Statement by Mercy Corps at the United Nations High-Level Conference on Counter-Terrorism

June 29, 2018

Session III: Strengthening Global Action to Prevent Violent Extremism, Including by Engaging Youth and Preventing Misuse of New Technologies and the Internet by Terrorists  Megan Doherty, Senior Director, Policy & Advocacy, Mercy Corps

Thank you for the opportunity to speak on this important issue. I represent the global organization Mercy Corps. Mercy Corps has spent decades working with youth to reduce violence in fragile contexts across the globe. We have also fielded extensive research on countering violent extremism (CVE) and youth empowerment. I will focus on three issues, informed by our field-based research and programming: 1) partnerships between civil society and governments on CVE; 2) education and civic engagement as tools to equip youth; and 3) the urgent need to address governance gaps that disenfranchise and alienate young people.

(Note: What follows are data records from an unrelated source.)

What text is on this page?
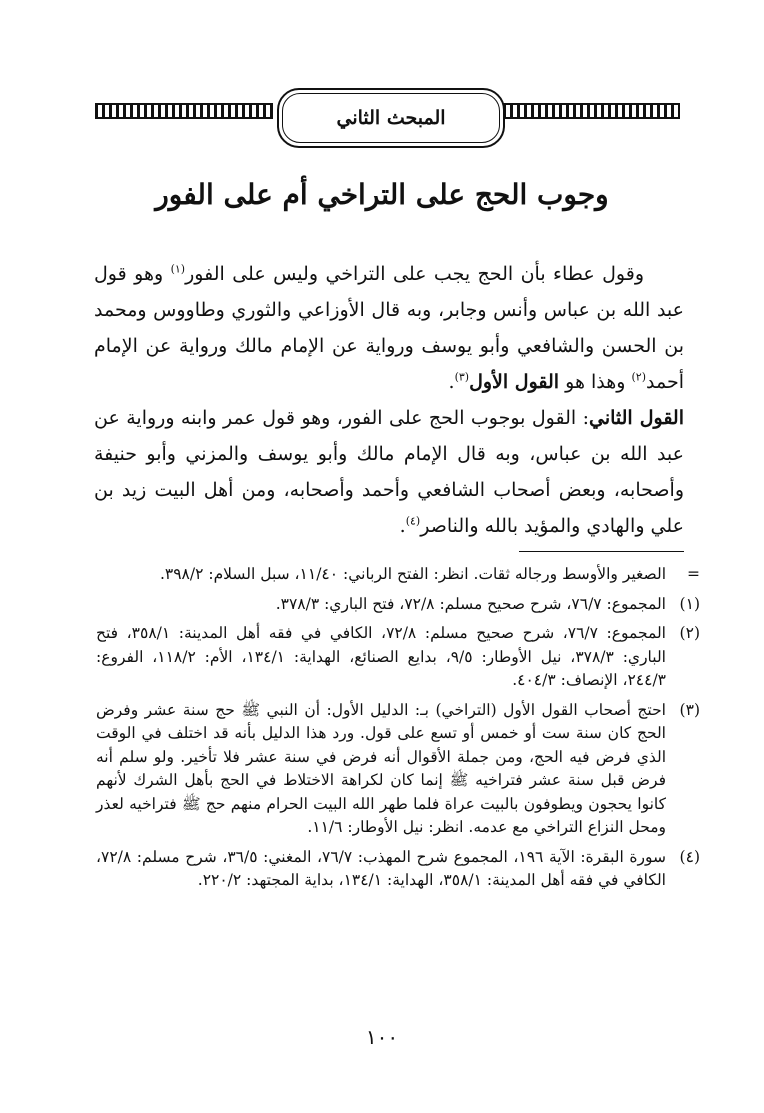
المبحث الثاني
وجوب الحج على التراخي أم على الفور
وقول عطاء بأن الحج يجب على التراخي وليس على الفور$^{(١)}$ وهو قول عبد الله بن عباس وأنس وجابر، وبه قال الأوزاعي والثوري وطاووس ومحمد بن الحسن والشافعي وأبو يوسف ورواية عن الإمام مالك ورواية عن الإمام أحمد$^{(٢)}$ وهذا هو القول الأول$^{(٣)}$.
القول الثاني: القول بوجوب الحج على الفور، وهو قول عمر وابنه ورواية عن عبد الله بن عباس، وبه قال الإمام مالك وأبو يوسف والمزني وأبو حنيفة وأصحابه، وبعض أصحاب الشافعي وأحمد وأصحابه، ومن أهل البيت زيد بن علي والهادي والمؤيد بالله والناصر$^{(٤)}$.
=
الصغير والأوسط ورجاله ثقات. انظر: الفتح الرباني: ١١/٤٠، سبل السلام: ٣٩٨/٢.
(١)
المجموع: ٧٦/٧، شرح صحيح مسلم: ٧٢/٨، فتح الباري: ٣٧٨/٣.
(٢)
المجموع: ٧٦/٧، شرح صحيح مسلم: ٧٢/٨، الكافي في فقه أهل المدينة: ٣٥٨/١، فتح الباري: ٣٧٨/٣، نيل الأوطار: ٩/٥، بدايع الصنائع، الهداية: ١٣٤/١، الأم: ١١٨/٢، الفروع: ٢٤٤/٣، الإنصاف: ٤٠٤/٣.
(٣)
احتج أصحاب القول الأول (التراخي) بـ: الدليل الأول: أن النبي ﷺ حج سنة عشر وفرض الحج كان سنة ست أو خمس أو تسع على قول. ورد هذا الدليل بأنه قد اختلف في الوقت الذي فرض فيه الحج، ومن جملة الأقوال أنه فرض في سنة عشر فلا تأخير. ولو سلم أنه فرض قبل سنة عشر فتراخيه ﷺ إنما كان لكراهة الاختلاط في الحج بأهل الشرك لأنهم كانوا يحجون ويطوفون بالبيت عراة فلما طهر الله البيت الحرام منهم حج ﷺ فتراخيه لعذر ومحل النزاع التراخي مع عدمه. انظر: نيل الأوطار: ١١/٦.
(٤)
سورة البقرة: الآية ١٩٦، المجموع شرح المهذب: ٧٦/٧، المغني: ٣٦/٥، شرح مسلم: ٧٢/٨، الكافي في فقه أهل المدينة: ٣٥٨/١، الهداية: ١٣٤/١، بداية المجتهد: ٢٢٠/٢.
١٠٠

I commend the conference organizers for inviting civil society to participate in today’s session. However, we cannot leave this conference room and congratulate ourselves for a job well done without committing to a more sustained partnership between governments and civil society on the shared priority of countering violent extremism. In contexts like Yemen, Nigeria, and Somalia, civil society networks need to be partners in developing, overseeing, and implementing transparent and credible CVE efforts, and ensuring local buy-in. The top driver of youth recruitment to extremist organizations is negative experience with security services. Partnerships between local communities, faith leaders, and youth groups are necessary to help security services from creating the exact conditions they are trying to prevent.

The only way we can make progress against an increasingly diffuse and networked counterterrorism threat is by strengthening engagement with local and national civil society actors and tying our diplomatic and security strategies with investments in development interventions that we know work. We offer Member States the opportunity to work with us to better understand and address the root causes of instability — weak governance, corruption, and marginalization — that breed extremism, especially among young people.

Since 2000, a disproportionate majority of the international community’s efforts to counter terrorism have focused too heavily on military partnerships, weapons shipments, border security and punitive criminal justice. If we fail to address systemic drivers of conflict, military approaches are unlikely to make progress reducing violence around the world.

Since 2010, Mercy Corps has worked with 3.5 million young people across 33 countries. We reject the myth that idle, jobless youth are inherently violent. Rather, young people are on the cutting edge of turning their societies around. As also documented in the recent progress study on Youth, Peace and Security (UNSCR 2250), youth around the world want to move beyond tribalism, patronage networks, and identity politics. What we need to do as an international community is provide room and opportunities for youth to take the lead in creating this nonviolent change.

Our research from Afghanistan and Somalia instead shows that violent extremist organizations drive recruitment by capitalizing on government voids, unresolved grievances and feelings of injustice. As a young Afghan former fighter told us, “I did not join the Taliban because I was poor. I joined because I was angry.”

There is good news, however. Evidence shows that development interventions can contribute to the prevention of violent extremism.

  • In Afghanistan, we found a combination of vocational training and cash transfers led to a 17% decrease in willingness to support armed opposition groups.
  • In Somalia, a combination of civic engagement and secondary education reduced youth support for political violence by 64.8%. By offering opportunities for youth to use what they learned to change their communities — through community service or advocacy campaigns — they saw first-hand the positive influence they could have.

While these findings are encouraging, these types of development interventions must be coupled with efforts to address long-standing grievances, including fraught relationships and a lack of trust between communities, on the one hand, and government and security services on the other. We know from our research in Iraq, that improved perception of governance was correlated with reduced support for armed opposition groups. Programs to prevent or counter violent extremism must help youth find alternative, peaceful ways for achieving their ambitions — this includes promoting inclusive governance structures where youth have a voice, financial products that address youth exclusion from economic systems, and opportunities for young people to invest in their communities.

Service providers must empower youth to design and participate in any program targeted at them so these they are truly accessible, remove barriers to their engagement and resolve perceived grievances. Job and civic engagement training must be linked to legitimate opportunities to apply learned skills and participate in economic and political systems. Otherwise, training itself can be counterproductive, first raising hopes then feeding frustrations when opportunities are not realized.

We often talk about “the youth bulge” as a liability — particularly in fragile states, when youth are often the most vulnerable to recruitment into extremist organizations. I challenge us to see the demographic trendlines as an opportunity to equip youth to be the solution to prevent violent extremism, reduce violence, and build stability worldwide.